技術は人に付くものであって、組織につくものではありません。
人は石垣、人は城。
言わずと知れた戦国大名・武田信玄の言葉です。これは現代企業にも言える金言ではないでしようか。

研究・開発・製造・販売・企画・事務・会計・人事etc...
これら一人一人の力を結集し、より大きな仕事を成し遂げさせる「手助け」として間を調整したり環境を整えたりする為にこそ、「組織」即ち「会社」の存在が必要とされるのです。
組織は人ありき。構成する人材の優秀さが組織の優秀さです。
「勇将の下に弱卒なし」というのは、同じ力を持った兵でも率いる大将が勇敢ならば尚宜しいという意味だと個人的には解釈します。

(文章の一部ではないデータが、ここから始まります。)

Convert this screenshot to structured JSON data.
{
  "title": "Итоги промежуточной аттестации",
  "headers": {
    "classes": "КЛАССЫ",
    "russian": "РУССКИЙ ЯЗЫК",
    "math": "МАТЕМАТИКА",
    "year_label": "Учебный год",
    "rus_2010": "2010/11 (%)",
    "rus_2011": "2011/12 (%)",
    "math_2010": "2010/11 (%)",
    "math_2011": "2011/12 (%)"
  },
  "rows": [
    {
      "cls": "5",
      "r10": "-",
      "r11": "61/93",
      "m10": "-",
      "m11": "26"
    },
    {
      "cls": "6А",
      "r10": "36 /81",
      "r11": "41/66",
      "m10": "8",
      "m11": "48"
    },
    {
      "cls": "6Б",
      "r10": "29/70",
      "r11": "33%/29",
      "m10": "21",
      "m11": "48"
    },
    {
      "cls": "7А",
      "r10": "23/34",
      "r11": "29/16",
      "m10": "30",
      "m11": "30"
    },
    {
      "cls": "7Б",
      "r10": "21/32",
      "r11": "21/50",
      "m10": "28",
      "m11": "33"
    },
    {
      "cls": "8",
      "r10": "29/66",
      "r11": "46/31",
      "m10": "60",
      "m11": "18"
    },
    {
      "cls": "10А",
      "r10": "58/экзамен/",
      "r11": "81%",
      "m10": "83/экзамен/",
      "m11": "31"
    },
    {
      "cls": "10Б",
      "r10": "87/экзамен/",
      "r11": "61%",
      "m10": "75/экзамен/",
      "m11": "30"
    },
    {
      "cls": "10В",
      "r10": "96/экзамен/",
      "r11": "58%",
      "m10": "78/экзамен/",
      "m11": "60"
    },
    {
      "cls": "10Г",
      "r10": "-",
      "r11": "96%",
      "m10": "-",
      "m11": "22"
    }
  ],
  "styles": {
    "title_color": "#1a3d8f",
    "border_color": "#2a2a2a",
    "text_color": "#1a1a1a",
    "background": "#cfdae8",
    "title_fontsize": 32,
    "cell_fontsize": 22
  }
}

勇将が指揮を取れなくなった途端に弱卒に逆戻りするような組織は、真の組織とは言えません。
危機的状況下でこそ機能しなければ、わざわざ組織を組んでいる意味がないと思うからです。

「リーダー不在」ではなく「リーダー不要」。
構成員は誇りと責任を持って「組織を動かして」いければ理想的だと思います。
構成員が指示待ちに徹して「組織に動かされる」ようでは職業意識が疑われても仕方がないのではないでしょうか。
そして、真のリーダーとはメンバーを力で従えるのではなく、メンバーが活躍出来る環境を整えて育て、やがては独り立ちさせる「親」のような存在であって欲しいと願ってやみません。